Kühe entlaufen in Nassenheide : Landwirt will Tiere abschießen

Seit vier Wochen lassen sich fünf Rinder nicht einfangen / Landwirt erwartet Genehmigung zum Abschuss
Kühe auf der Flucht

Seit vier Wochen sind fünf Rinder auf der Flucht. Sie lassen sich nicht einfangen.

svz.de von
05. Oktober 2018, 16:59 Uhr

Fünf Kühe, zwei Muttertiere und drei stattliche Kälber, sorgen in Nassenheider seit  Wochen für Aufregung. Doch Landwirt Andreas Völker aus Grüneberg, dem die Tiere gehören, gelingt es nicht, sie wieder einzufangen. Jetzt wird er sie wohl abschießen dürfen.
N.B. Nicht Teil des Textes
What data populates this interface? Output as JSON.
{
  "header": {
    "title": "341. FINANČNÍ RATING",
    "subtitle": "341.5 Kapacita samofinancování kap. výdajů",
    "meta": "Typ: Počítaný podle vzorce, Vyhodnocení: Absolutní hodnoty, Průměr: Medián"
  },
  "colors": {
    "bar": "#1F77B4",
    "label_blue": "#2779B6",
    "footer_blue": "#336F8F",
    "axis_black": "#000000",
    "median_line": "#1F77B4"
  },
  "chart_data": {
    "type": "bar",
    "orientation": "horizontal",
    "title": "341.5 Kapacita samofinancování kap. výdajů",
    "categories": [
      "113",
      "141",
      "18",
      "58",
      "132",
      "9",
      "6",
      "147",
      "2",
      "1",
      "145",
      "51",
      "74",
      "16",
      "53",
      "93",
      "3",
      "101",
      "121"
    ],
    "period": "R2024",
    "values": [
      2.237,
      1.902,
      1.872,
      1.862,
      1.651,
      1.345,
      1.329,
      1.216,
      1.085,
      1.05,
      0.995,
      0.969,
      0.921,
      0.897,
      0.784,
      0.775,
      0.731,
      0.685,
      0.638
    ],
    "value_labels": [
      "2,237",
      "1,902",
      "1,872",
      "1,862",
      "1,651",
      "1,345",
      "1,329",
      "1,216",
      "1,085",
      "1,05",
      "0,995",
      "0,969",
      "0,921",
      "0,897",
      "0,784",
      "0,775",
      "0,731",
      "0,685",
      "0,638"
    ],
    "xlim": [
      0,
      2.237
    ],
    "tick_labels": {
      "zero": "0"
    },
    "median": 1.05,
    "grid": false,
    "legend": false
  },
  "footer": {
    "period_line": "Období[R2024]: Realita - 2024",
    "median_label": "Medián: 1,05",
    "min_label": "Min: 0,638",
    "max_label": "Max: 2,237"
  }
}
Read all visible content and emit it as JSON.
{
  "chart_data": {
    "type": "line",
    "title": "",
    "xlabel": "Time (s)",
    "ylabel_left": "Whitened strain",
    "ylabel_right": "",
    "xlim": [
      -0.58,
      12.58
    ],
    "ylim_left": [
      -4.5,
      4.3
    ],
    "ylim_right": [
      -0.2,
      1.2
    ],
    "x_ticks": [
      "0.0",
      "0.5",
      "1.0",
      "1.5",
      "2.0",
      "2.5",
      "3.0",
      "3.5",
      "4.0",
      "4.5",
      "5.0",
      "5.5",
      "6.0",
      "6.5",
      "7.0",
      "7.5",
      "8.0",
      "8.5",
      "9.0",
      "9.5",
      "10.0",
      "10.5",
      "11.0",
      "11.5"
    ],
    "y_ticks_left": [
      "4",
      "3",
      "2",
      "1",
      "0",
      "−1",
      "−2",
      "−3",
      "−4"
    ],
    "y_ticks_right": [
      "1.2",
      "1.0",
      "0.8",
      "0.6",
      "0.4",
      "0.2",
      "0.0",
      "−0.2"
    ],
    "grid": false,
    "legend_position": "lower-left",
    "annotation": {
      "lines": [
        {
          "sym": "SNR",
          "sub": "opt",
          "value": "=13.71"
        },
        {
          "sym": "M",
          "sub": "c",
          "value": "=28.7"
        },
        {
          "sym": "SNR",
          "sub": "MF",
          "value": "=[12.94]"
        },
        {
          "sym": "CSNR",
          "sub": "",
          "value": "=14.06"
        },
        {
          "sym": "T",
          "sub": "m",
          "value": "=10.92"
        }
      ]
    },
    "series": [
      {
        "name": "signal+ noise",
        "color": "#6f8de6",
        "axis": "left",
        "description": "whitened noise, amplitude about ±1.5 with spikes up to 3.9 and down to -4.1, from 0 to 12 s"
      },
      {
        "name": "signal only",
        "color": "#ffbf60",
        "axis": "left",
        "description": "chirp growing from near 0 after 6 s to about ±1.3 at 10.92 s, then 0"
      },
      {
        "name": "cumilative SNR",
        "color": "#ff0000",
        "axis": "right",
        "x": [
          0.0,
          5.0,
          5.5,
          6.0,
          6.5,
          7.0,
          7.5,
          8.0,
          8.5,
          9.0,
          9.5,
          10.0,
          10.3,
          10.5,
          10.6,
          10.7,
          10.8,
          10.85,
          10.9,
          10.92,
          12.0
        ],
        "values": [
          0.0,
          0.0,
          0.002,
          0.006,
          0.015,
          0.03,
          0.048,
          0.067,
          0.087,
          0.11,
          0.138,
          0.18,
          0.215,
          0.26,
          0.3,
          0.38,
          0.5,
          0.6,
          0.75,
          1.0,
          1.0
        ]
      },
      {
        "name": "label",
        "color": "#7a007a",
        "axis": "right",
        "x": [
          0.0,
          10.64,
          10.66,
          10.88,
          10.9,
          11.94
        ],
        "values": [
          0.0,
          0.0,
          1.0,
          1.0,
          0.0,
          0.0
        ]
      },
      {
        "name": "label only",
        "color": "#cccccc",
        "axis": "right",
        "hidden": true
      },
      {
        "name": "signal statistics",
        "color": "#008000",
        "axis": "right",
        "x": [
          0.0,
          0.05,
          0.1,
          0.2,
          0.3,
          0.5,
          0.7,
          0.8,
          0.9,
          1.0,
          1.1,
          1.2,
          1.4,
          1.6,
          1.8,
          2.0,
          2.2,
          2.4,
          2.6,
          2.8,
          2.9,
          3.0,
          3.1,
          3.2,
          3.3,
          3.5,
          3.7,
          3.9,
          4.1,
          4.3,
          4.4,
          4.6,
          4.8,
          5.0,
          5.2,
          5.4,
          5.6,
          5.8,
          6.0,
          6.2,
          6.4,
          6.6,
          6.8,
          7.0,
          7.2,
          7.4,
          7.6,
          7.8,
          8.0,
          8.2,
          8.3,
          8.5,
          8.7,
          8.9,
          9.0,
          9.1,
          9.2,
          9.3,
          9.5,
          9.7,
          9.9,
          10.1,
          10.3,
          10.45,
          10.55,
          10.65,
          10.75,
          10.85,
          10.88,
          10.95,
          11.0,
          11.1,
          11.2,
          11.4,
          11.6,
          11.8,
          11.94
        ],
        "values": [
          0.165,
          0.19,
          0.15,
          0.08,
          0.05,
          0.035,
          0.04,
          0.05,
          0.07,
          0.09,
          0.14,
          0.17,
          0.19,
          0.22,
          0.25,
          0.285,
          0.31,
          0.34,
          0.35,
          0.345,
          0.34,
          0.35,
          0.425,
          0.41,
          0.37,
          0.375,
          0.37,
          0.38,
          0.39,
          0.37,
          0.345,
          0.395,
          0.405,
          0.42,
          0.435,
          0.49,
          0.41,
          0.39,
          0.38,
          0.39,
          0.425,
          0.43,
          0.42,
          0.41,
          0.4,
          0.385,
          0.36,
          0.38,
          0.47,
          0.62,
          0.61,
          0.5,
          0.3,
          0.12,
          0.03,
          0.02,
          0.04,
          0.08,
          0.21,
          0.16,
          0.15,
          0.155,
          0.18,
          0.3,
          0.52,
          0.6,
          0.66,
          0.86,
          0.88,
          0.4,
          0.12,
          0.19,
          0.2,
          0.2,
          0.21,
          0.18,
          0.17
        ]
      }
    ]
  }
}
Weil die Kühe mittlerweile stark verwildert sind und der Landwirt nicht riskieren möchte, dass sie doch noch Schaden anrichten, hat er in seiner Not eine Abschussgenehmigung beantragt. Das war am Montag,  24. September. Nach Klärung letzter Fragen, werde die Genehmigung voraussichtlich in der kommenden Woche erteilt, informierte gestern auf Nachfrage Polizeisprecherin Dörte Röhrs. Die Entscheidung hatte sich hingezogen, weil nicht nur eine, sondern viele Behörden an dem Genehmigungsverfahren beteiligt sind. Involviert sind unter anderem das Veterinäramt des Kreises Oberhavel, die Untere Jagdbehörde und die Revierförsterei Nassenheide. Denn den Wald und die Felder rund um Nassenheide haben sich die Tiere als ihr Revier ausgesucht.

Ausgebüxt waren die Kühe, als Völker sie in der Nacht zum 1. September auf eine neue Weide umsetzen wollte. „Sie ließen sich nicht auf den Wagen treiben, haben den Absperrzaun umgetreten und sind einfach in der Nacht verschwunden“, so der Landwirt.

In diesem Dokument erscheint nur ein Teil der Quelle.